The choice depends on the observations and the purpose of the analysis. Covariance and correlation can summarize patterns in paired values, whereas contingency tables address grouped or categorical observations. Regression is useful when the relationship will support prediction or a modeled analysis. Matching the measure to the data helps analysts draw more appropriate conclusions.
Contingency tables organize comparisons across categories, allowing analysts to examine how grouped observations occur together. Regression instead represents a relationship within a model, which can help examine or predict an outcome using related variables. This distinction matters because a descriptive comparison of categories and a model-based prediction serve different statistical purposes.

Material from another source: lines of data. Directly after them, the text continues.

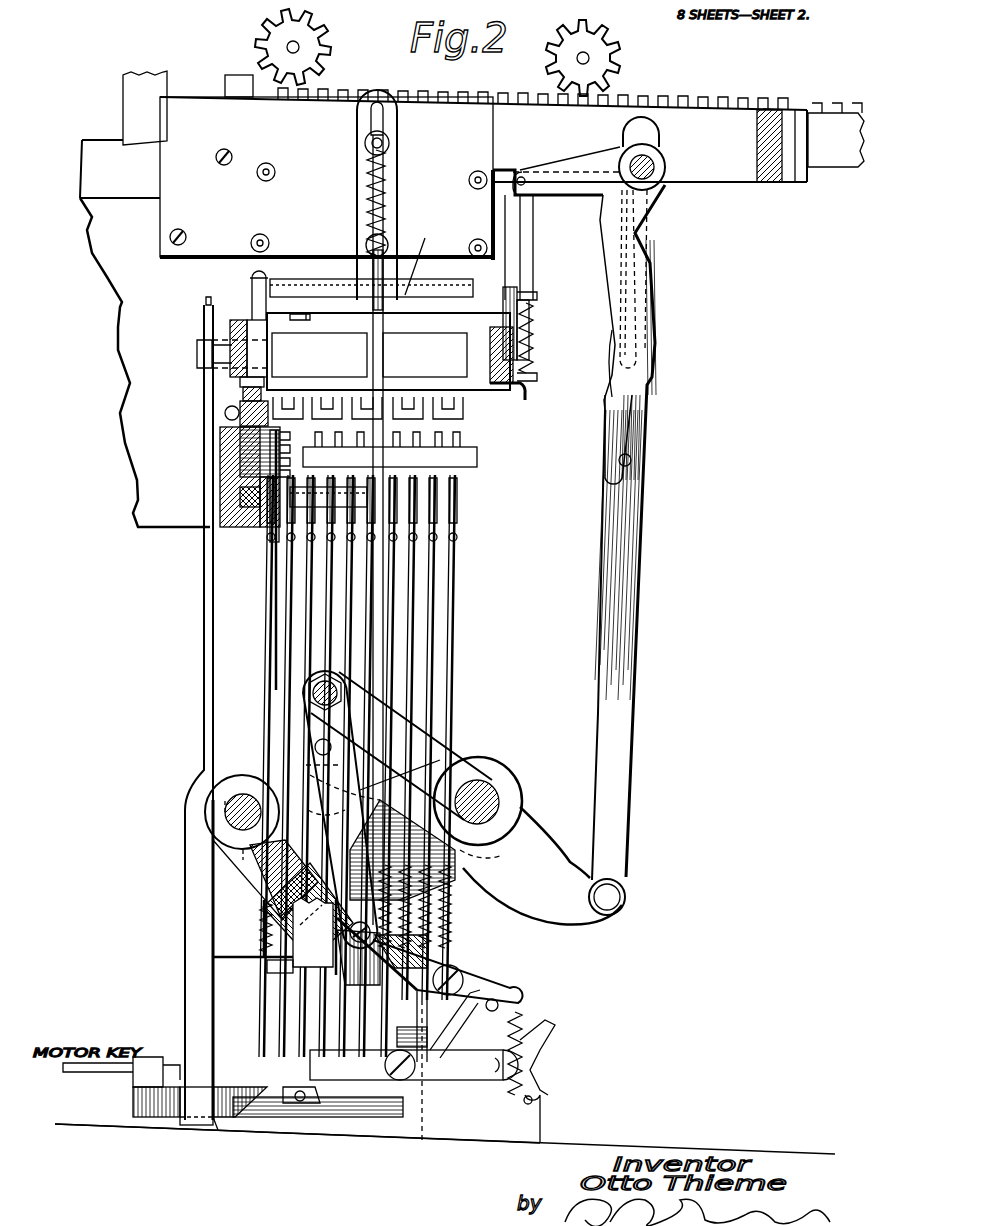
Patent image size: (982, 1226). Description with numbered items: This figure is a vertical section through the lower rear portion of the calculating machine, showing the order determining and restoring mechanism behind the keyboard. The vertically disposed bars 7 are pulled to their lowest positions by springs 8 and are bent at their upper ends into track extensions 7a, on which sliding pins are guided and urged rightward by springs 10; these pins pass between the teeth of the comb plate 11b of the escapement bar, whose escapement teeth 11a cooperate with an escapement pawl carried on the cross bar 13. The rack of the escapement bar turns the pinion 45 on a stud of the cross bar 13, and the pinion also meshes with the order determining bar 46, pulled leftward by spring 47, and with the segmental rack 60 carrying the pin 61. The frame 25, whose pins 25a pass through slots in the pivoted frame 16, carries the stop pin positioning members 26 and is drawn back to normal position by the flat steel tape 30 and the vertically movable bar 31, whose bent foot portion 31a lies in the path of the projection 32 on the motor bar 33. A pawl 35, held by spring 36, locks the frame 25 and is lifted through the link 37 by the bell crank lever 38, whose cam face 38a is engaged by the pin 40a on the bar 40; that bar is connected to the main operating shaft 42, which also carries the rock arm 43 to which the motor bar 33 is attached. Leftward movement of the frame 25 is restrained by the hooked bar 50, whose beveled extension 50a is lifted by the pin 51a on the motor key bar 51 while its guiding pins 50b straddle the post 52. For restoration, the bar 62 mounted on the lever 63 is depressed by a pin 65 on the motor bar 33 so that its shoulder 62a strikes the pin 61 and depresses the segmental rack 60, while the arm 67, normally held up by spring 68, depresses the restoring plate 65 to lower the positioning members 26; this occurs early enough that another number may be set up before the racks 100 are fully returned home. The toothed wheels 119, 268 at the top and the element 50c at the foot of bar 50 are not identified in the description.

The gear 119 is at (318, 38).
The gear 268 is at (598, 54).
The racks 100 is at (512, 135).
The spring 68 is at (397, 172).
The bar 62 is at (383, 220).
The restoring plate 65 is at (363, 725).
The link 37 is at (525, 230).
The bell crank lever 38 is at (628, 275).
The cam face 38a is at (605, 432).
The bar 40 is at (628, 587).
The pin 40a is at (631, 460).
The arm 67 is at (371, 298).
The frame 16 is at (232, 318).
The flat steel tape 30 is at (388, 351).
The frame 25 is at (448, 355).
The pins 25a is at (197, 352).
The pawl 35 is at (503, 305).
The spring 36 is at (535, 315).
The stop pin positioning members 26 is at (463, 410).
The comb plate 11b is at (477, 455).
The order determining bar 46 is at (240, 396).
The spring 47 is at (225, 410).
The pinion 45 is at (252, 445).
The cross bar 13 is at (225, 468).
The escapement teeth 11a is at (245, 495).
The pin 61 is at (328, 496).
The segmental rack 60 is at (270, 547).
The bars 7 is at (430, 690).
The track extensions 7a is at (457, 512).
The springs 10 is at (457, 540).
The bar 50 is at (204, 637).
The shoulder 62a is at (261, 847).
The rock arm 43 is at (377, 806).
The main operating shaft 42 is at (498, 790).
The projection 32 is at (323, 755).
The motor bar 33 is at (325, 790).
The springs 8 is at (450, 907).
The bar 31 is at (313, 932).
The foot portion 31a is at (274, 937).
The lever 63 is at (555, 995).
The beveled extension 50a is at (245, 1082).
The guiding pins 50b is at (165, 1117).
The foot 50c is at (220, 1120).
The motor key bar 51 is at (270, 1117).
The pin 51a is at (285, 1085).
The post 52 is at (195, 1125).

An observed relationship may reflect a confounding factor, meaning another variable influences the pattern being compared. Sampling variation can also affect the apparent strength or direction of an association. Consequently, analysts need careful study design and appropriate models before treating a relationship as evidence about cause, rather than as a basis for further investigation.
First identify whether the observations are paired or grouped and whether they contain values or categories. Then select a suitable summary or model, such as covariance, correlation, a contingency table, or regression. Assess sampling variation and possible confounders, and interpret the result in light of the study design rather than inferring causation automatically.

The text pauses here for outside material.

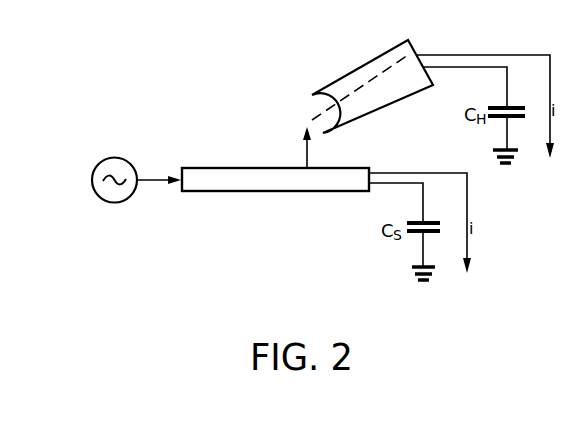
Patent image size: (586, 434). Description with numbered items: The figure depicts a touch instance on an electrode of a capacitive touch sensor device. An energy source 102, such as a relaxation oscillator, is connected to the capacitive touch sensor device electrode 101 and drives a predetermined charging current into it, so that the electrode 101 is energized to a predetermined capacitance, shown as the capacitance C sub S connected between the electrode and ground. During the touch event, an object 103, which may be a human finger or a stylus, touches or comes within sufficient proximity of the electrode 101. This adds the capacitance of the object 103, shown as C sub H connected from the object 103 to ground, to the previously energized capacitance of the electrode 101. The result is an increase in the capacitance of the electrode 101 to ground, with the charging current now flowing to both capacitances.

Association can reveal variables whose observed patterns align with an outcome or with one another. Analysts may use those relationships during exploratory data analysis to identify potentially informative features, then apply regression or another appropriate model for prediction. The resulting relationship guides analysis, but it does not by itself prove that a selected feature causes the outcome.
In biology, medicine, and social science, analysts examine associations during exploratory data analysis, hypothesis testing, and prediction. These analyses can identify patterns that merit closer investigation and help organize relationships among variables or categories. Their practical value depends on matching the measure and model to the observations while accounting for sampling variation and possible confounding factors.